- Born: Rosemary Gault April 26, 1936 Slough
- Died: July 23, 2026 (aged 90)
- Employer: Natural History Museum, London
- Known for: leading naturalist
- Children: three

= Rosemary Parslow =

Rosemary Gault became Rosemary Parslow (1936-2026) was a leading naturalist and conversationalist with an enthusiasm for the Scilly Isles.

==Life==
Parslow was born in Stroud in 1936 and her parents were Phyllis (born Bold) and Simpson Millar Gault. After her school education she went to work at the Natural History Museum, London.
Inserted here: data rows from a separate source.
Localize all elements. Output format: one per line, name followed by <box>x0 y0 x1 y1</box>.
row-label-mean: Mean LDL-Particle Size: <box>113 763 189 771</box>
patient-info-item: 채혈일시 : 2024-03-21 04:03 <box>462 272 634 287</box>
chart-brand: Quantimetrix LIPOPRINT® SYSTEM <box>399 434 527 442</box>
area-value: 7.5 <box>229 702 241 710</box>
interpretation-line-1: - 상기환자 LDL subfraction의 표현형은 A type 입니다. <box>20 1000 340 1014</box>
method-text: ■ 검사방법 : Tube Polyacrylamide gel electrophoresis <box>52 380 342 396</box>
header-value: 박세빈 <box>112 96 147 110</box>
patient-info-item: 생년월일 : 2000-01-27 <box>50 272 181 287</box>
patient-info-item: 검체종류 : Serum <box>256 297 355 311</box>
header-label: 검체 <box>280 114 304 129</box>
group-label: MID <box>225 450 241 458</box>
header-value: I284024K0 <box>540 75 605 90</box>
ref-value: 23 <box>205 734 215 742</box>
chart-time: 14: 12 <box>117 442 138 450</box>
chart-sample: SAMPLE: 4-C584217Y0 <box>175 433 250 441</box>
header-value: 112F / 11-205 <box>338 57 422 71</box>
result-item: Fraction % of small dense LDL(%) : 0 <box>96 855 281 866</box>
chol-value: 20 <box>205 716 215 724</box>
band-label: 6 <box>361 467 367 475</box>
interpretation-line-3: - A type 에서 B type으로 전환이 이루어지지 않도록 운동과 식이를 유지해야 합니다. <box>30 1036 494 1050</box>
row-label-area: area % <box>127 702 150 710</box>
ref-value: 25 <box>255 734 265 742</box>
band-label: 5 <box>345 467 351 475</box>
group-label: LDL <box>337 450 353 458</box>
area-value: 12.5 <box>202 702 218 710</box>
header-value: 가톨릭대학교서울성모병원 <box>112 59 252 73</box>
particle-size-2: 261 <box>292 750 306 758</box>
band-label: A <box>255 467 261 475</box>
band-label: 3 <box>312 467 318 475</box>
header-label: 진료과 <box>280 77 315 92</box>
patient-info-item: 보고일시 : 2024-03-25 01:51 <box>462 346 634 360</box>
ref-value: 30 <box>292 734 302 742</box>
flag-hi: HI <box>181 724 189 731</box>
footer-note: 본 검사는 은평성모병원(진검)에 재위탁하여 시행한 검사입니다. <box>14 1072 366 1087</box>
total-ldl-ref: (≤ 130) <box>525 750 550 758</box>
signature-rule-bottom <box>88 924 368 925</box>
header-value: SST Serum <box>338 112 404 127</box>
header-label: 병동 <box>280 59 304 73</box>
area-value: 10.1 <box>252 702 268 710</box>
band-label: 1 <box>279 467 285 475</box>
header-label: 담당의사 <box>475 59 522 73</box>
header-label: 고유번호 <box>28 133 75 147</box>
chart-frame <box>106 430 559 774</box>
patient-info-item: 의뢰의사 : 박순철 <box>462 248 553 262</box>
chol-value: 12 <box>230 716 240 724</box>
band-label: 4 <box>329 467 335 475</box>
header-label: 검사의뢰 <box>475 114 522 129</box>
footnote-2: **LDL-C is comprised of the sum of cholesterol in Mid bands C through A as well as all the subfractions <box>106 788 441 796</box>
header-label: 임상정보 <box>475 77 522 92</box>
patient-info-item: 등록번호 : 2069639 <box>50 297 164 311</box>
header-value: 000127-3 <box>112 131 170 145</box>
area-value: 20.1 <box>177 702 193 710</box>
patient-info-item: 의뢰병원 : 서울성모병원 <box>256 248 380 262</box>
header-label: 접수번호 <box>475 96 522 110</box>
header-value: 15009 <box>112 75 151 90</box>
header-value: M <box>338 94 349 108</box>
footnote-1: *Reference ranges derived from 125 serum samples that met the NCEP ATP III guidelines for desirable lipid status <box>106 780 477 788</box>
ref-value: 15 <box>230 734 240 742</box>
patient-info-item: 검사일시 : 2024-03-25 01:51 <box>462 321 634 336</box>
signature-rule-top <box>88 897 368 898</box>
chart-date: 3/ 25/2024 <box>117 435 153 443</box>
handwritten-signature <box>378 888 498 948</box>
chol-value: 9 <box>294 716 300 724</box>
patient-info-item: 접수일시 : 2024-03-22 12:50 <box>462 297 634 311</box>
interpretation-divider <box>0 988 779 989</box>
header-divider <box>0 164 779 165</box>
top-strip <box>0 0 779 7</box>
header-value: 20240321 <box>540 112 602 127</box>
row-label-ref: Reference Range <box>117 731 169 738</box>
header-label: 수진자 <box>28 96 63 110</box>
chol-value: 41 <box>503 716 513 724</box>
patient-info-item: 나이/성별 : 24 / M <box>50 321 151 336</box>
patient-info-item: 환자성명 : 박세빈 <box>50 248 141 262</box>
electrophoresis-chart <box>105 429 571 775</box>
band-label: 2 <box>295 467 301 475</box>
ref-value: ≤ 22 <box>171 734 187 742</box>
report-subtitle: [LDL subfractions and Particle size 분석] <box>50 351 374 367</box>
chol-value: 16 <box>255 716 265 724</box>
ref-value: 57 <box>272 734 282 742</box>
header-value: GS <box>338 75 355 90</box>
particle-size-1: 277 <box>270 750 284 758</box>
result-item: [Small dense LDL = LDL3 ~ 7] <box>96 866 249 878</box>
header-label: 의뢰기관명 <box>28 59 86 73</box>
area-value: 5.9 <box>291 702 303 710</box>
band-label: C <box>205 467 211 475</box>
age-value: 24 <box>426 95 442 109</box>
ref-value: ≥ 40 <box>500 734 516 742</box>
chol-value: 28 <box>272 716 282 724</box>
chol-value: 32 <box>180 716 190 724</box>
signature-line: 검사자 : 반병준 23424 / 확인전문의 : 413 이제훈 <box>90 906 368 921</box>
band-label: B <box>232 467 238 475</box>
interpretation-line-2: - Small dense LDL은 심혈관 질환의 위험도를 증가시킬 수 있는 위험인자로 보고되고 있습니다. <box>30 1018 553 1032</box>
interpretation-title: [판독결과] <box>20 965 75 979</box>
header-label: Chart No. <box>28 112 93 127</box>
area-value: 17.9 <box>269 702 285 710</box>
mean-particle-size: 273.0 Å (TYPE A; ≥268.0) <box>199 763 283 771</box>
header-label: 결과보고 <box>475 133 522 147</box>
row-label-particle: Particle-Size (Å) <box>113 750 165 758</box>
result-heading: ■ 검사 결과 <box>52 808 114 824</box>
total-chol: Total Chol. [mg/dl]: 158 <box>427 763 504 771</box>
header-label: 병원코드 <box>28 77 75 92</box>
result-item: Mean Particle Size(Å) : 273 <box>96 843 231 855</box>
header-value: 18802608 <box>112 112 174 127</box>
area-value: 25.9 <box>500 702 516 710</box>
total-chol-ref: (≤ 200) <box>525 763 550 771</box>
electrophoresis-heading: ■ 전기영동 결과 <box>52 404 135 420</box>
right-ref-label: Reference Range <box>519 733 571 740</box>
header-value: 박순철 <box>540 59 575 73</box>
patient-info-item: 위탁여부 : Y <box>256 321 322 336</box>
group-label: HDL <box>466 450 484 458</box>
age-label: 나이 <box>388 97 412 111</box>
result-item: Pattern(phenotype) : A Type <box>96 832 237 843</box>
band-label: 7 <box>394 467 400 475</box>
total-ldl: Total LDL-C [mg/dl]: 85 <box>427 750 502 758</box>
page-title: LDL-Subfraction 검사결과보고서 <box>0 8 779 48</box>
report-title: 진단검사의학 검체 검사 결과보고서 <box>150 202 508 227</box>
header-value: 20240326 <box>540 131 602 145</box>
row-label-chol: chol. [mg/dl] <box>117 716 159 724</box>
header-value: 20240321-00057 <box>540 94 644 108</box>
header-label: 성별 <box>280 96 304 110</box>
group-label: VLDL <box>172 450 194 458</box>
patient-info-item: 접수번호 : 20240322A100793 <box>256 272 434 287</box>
In 1958 she discovered the Scilly Isles when she went there to ring birds. She was still working at the Natural History Museum where she knew about echinoderms. However in 1960 she lost her position as she had married and she became pregnant and that was outside the conditions of her work. Her former employers continued to support her work in gathering specimens.

There are over 100 Scilly islands and they are all off the western tip of Cornwall. The fern Least adder's–tongue Ophioglossum lusitanicum had been discovered on St Agnes in 1950 and Parslow found an area where this rare fern grew. It is only two centimetres high and it is unknown in the rest of the British Isles with the exception of the Channel Isles. Parslow's three children indulged their mother when they spent Christmas in the Scilly Isles where there she could see Ophioglossum lusitanicum bloom.

In 2010 she published The Isles of Scilly in the New Naturalist series, and in 2017 she and Ian Bennallick published The New Flora of the Isles of Scilly which won a prize.

In 2023 the Wildlife trust awarded her the Christopher Cadbury Medal that November in recognition of her work on the Isles of Scilly.

Parslow died in 2026.

==Private life==
Parslow married and divorced three times during her life and she had three children.